During her visit here, the lawyer-politician also interacted with Minister of State for Agriculture K.V. Thomas and spoke about the previous bilateral pact between New Delhi and Kampala on the farm sector and how to improve its efficacy.

‘We have an agreement signed in 2007. Now we want to implement it,’ she said, adding her country was particularly interested in increasing collaboration with research institutes apart from going forward in four broad areas with scope for joint ventures.

‘These include how to increase production, fight diseases and pests, development of laboratories and increasing the capacity of research institutes.’

Mwesigye said that Uganda was an ideal place for agro companies for two main reasons-suitable climatic conditions and market access to potentially large importers.

‘We have an equitable climate. There are no extremes. So a different variety of crops can be grown. We also have agreements for duty-free exports to the US and the EU. So, again, on markets, the opportunities are great,’

According to the Ugandan minister, her country was also not a new place for India Inc and that in recent years investment had been made by Kolkata-based McLeod Russel, the world’s largest integrated tea company, in tea gardens worth $25 million.
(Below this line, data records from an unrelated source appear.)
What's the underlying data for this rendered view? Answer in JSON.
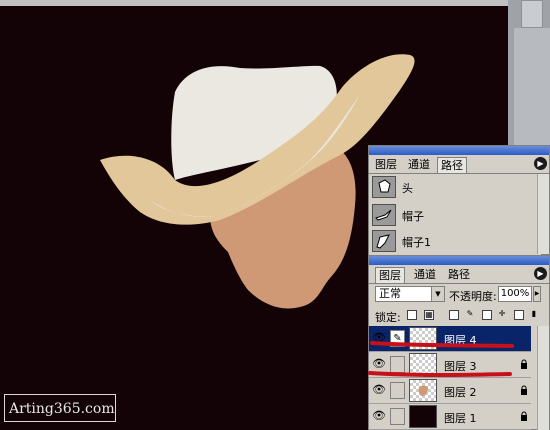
{
  "watermark": "Arting365.com",
  "paths_panel": {
    "tabs": [
      "图层",
      "通道",
      "路径"
    ],
    "active_tab": 2,
    "paths": [
      {
        "name": "头"
      },
      {
        "name": "帽子"
      },
      {
        "name": "帽子1"
      }
    ]
  },
  "layers_panel": {
    "tabs": [
      "图层",
      "通道",
      "路径"
    ],
    "active_tab": 0,
    "blend_mode": "正常",
    "opacity_label": "不透明度:",
    "opacity_value": "100%",
    "lock_label": "锁定:",
    "layers": [
      {
        "name": "图层 4",
        "selected": true,
        "locked": false
      },
      {
        "name": "图层 3",
        "selected": false,
        "locked": true
      },
      {
        "name": "图层 2",
        "selected": false,
        "locked": true
      },
      {
        "name": "图层 1",
        "selected": false,
        "locked": true
      }
    ]
  },
  "colors": {
    "canvas_bg": "#130306",
    "hat_top": "#ebe7e1",
    "hat_brim": "#e2c79b",
    "face": "#d09975",
    "red_annotation": "#c8101a",
    "selection_blue": "#0a246a"
  }
}
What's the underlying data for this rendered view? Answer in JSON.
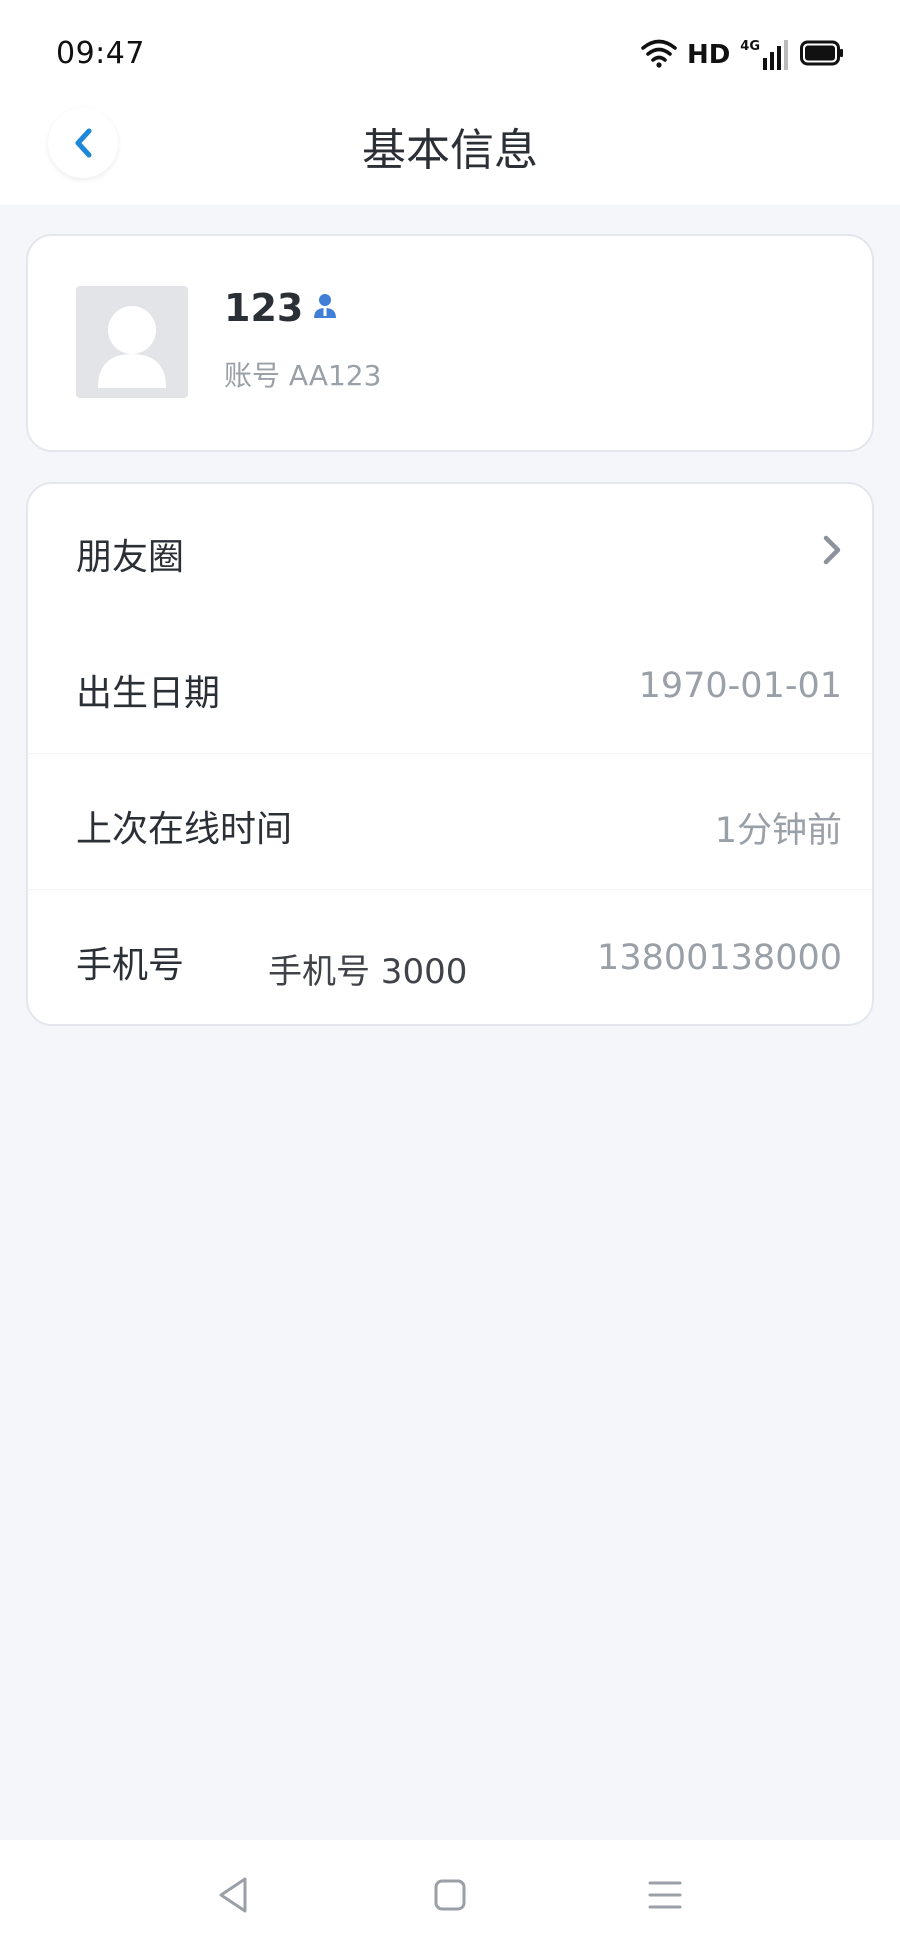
{
  "status_bar": {
    "time": "09:47",
    "network_label": "HD",
    "cell_label": "4G"
  },
  "header": {
    "title": "基本信息"
  },
  "profile": {
    "name": "123",
    "account": "账号 AA123"
  },
  "info_rows": [
    {
      "label": "朋友圈",
      "value": ""
    },
    {
      "label": "出生日期",
      "value": "1970-01-01"
    },
    {
      "label": "上次在线时间",
      "value": "1分钟前"
    },
    {
      "label": "手机号",
      "value": "13800138000",
      "overlay_text": "手机号 3000"
    }
  ],
  "icons": {
    "back": "chevron-left-icon",
    "user_badge": "user-badge-icon",
    "friends_arrow": "chevron-right-icon",
    "nav_back": "triangle-back-icon",
    "nav_home": "square-home-icon",
    "nav_menu": "menu-lines-icon"
  },
  "colors": {
    "accent": "#1e88d8",
    "background": "#f4f6fa",
    "muted_text": "#9aa0a8"
  }
}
The Tata group is also looking at Uganda to boost its instant coffee business, the minister said, adding: ‘Uganda is the largest African producer of ‘robusta’ coffee variety.’

The visiting minister also hoped for active Indian participation at the AgriBusiness Forum 2010 in Uganda Oct 3-6, and said she had an assurance from Minister Thomas that there would be an official delegation for the event.